What is dynamic vs static

ResourceBehavior
Agent’s hostStatic — set at agent creation; an agent can’t change host mid-task
SpecialtyStatic — set at agent creation; can’t change mid-task
Which agent gets the ticketDynamic — the gateway picks per-ticket based on host and intent
Operational RulesBoth — tag-matched programmatically, plus dynamic top-ups from the gateway and the agent
Host Knowledge factsAlways available when working on that host
BlacklistRuntime check, never injected. Each command is screened before execution.

How injection happens

Ticket arrives


Gateway batch-reads hosts & agents → picks the relevant ones


Tag-matched operational rules + host knowledge attached  ◄── programmatic


Gateway may inject additional rules it judges relevant   ◄── dynamic


Agent receives the task with all of the above

   ├──▶ Agent may pull additional rules / facts mid-task ◄── dynamic


Tool calls go through the blacklist on each command       ◄── programmatic
Three injection points; three layers of safety:
  1. Tag matching at dispatch — fully deterministic. A rule with os:linux + procedure:restart lands on every Linux restart task.
  2. Gateway top-up — the gateway can attach non-obvious rules it noticed in the ticket text. This is the LLM-judgment layer that catches what tags can’t.
  3. In-task pull — if the agent encounters something it isn’t sure about, it can search for rules and facts mid-execution.

Why this matters

Without dynamic context injection, you’d be writing giant specialties that try to cover every edge case, or massive operational rules that fire on every task. Both bloat the agent’s context and degrade decisions. With dynamic injection, you keep each rule small and specific, and trust the matching layer to surface it when it matters.

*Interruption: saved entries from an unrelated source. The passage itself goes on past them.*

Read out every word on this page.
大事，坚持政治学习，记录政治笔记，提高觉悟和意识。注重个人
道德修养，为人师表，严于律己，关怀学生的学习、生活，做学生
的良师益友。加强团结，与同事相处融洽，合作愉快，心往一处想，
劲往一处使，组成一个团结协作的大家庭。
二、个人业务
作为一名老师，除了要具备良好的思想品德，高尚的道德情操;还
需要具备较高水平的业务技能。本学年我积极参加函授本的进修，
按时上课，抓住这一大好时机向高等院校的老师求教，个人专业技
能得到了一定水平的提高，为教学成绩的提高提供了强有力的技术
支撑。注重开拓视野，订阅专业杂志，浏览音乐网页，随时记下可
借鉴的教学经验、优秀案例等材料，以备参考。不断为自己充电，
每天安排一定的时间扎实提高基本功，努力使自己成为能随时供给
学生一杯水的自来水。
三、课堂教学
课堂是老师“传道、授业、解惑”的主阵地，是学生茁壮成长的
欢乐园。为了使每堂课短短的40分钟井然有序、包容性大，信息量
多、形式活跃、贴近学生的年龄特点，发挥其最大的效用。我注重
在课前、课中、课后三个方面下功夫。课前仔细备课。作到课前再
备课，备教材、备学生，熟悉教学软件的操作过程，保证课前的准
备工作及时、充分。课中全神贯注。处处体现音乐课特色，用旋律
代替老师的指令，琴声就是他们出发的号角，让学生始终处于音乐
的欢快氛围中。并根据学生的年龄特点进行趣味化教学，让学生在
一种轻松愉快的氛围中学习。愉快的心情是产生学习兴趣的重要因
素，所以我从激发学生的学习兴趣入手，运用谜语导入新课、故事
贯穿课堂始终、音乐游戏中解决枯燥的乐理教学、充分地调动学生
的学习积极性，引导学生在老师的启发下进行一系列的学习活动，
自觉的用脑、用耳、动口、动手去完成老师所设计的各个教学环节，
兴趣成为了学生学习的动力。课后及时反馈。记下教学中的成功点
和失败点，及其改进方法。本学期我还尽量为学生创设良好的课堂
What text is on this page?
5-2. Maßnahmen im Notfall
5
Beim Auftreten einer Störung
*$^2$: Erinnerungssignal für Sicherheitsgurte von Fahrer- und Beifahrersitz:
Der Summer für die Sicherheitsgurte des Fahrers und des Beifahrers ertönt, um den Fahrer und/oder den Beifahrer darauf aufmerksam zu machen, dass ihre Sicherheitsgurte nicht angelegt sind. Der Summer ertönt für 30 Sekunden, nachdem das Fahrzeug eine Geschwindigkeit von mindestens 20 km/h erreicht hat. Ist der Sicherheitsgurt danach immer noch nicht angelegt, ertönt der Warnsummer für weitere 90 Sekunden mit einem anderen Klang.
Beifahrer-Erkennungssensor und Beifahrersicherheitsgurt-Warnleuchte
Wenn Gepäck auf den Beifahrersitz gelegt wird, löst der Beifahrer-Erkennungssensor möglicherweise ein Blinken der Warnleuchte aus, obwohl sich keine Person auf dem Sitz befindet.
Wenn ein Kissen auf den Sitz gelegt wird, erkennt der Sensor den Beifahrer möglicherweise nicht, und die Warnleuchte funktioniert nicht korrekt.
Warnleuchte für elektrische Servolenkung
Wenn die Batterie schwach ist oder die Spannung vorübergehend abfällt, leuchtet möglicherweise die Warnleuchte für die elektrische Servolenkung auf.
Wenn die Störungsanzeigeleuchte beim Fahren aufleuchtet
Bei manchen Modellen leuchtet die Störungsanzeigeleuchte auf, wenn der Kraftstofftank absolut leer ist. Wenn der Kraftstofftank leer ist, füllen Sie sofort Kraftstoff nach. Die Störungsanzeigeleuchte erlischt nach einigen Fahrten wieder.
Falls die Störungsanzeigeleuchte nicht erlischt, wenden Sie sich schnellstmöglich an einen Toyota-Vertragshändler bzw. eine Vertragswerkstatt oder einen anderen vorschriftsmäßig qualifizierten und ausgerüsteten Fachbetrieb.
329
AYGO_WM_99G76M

How to think about it as an author

  • A specialty teaches the style — polyvalent.
  • An operational rule encodes truth about your env — small, specific, well-tagged.
  • The matching layer does the work of choosing which rules apply to a given ticket.
  • If a rule isn’t reaching the tasks you expect, the matching trace on each task’s detail page tells you which rules matched and which were skipped, and why.